Heavy menstrual bleeding: Keyhole hysterectomy technique ‘more effective’

A keyhole-surgery technique for treating heavy menstrual bleeding is more effective and just as safe as a non-invasive alternative, a study of more than 600 UK women suggests.

Those who had a laparoscopic supra-cervical hysterectomy, removing part of the uterus, were more satisfied than a group that had endometrial ablation.

And they were less likely to have pelvic pain and pain during sex.

Heavy bleeding affects a quarter of women in the UK.

Hospital stays

Prof Kevin Cooper, consultant gynaecologist and study author from the University of Aberdeen, writing in the Lancet, said the study showed laparoscopic supracervical hysterectomy offered "a more effective option than endometrial ablation, without any increased risks".

Fifteen months after surgery, there was a similar level of complications in both groups.

And the women who had the modified hysterectomy technique did tend to have longer hospital stays and a slower return to work.

But, Prof Cooper said: "Most women having this procedure get home within 24 hours and there are no restrictive rules for recovery, unlike traditional hysterectomy."

Heavy periods

He said the procedure offered women "another effective surgical choice for this common medical condition".

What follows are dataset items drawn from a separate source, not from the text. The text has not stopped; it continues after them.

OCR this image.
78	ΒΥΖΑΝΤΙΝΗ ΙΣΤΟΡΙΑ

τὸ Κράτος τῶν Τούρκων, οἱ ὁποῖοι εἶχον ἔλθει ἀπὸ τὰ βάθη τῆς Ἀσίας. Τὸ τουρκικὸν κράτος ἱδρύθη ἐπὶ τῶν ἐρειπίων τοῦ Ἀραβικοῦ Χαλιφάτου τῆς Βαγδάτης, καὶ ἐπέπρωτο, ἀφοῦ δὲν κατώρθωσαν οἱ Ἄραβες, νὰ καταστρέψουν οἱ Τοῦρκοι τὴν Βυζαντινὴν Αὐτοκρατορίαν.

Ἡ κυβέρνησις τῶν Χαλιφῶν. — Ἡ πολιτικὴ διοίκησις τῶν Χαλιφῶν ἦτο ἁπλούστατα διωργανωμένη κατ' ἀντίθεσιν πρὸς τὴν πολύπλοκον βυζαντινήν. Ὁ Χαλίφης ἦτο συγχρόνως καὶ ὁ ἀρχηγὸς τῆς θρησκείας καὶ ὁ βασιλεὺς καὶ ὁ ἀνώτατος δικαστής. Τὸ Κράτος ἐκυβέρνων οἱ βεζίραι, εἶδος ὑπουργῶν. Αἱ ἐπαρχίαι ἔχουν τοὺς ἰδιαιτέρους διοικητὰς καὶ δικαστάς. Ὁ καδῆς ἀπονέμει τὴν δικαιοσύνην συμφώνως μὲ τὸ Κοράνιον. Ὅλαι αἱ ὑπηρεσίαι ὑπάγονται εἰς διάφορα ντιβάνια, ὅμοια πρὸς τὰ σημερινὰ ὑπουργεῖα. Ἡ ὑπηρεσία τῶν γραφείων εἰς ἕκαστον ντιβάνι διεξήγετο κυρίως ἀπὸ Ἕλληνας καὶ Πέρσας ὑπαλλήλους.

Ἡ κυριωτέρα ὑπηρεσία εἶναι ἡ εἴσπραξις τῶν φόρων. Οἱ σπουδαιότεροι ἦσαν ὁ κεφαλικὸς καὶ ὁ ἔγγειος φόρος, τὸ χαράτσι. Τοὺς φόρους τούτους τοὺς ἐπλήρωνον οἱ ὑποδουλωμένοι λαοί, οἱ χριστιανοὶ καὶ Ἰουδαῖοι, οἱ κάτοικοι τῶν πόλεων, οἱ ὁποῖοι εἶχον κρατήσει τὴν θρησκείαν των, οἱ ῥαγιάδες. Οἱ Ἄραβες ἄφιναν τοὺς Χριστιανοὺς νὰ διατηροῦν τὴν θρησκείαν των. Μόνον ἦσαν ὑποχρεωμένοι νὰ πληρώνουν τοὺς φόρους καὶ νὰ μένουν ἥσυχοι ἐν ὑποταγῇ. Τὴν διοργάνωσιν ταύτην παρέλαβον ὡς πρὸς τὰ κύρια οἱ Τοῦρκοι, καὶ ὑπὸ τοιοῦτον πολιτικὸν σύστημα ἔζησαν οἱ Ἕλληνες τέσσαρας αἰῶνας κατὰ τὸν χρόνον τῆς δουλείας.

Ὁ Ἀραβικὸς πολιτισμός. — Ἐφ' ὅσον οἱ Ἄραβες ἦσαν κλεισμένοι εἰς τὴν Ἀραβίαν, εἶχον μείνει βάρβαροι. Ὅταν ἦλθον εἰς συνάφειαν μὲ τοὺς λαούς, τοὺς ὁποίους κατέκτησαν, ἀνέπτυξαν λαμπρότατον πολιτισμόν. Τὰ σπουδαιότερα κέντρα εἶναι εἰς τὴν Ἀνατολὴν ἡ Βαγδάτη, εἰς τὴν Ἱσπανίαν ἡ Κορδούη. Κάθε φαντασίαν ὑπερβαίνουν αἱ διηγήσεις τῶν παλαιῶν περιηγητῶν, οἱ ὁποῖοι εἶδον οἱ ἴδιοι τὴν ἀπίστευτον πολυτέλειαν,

There are many ways of carrying out a hysterectomy but the conventional one removes the womb and cervix.

Laparoscopic supracervical hysterectomy is a less invasive and less complex alternative to this, where the cervix is left intact.

In endometrial ablation, the lining of the uterus (endometrium), which is responsible for heavy periods, is destroyed, and the uterus is kept.

No incisions are needed for this procedure and recovery tends to be quick – but one in five of the patients goes on to have a hysterectomy, the study suggests.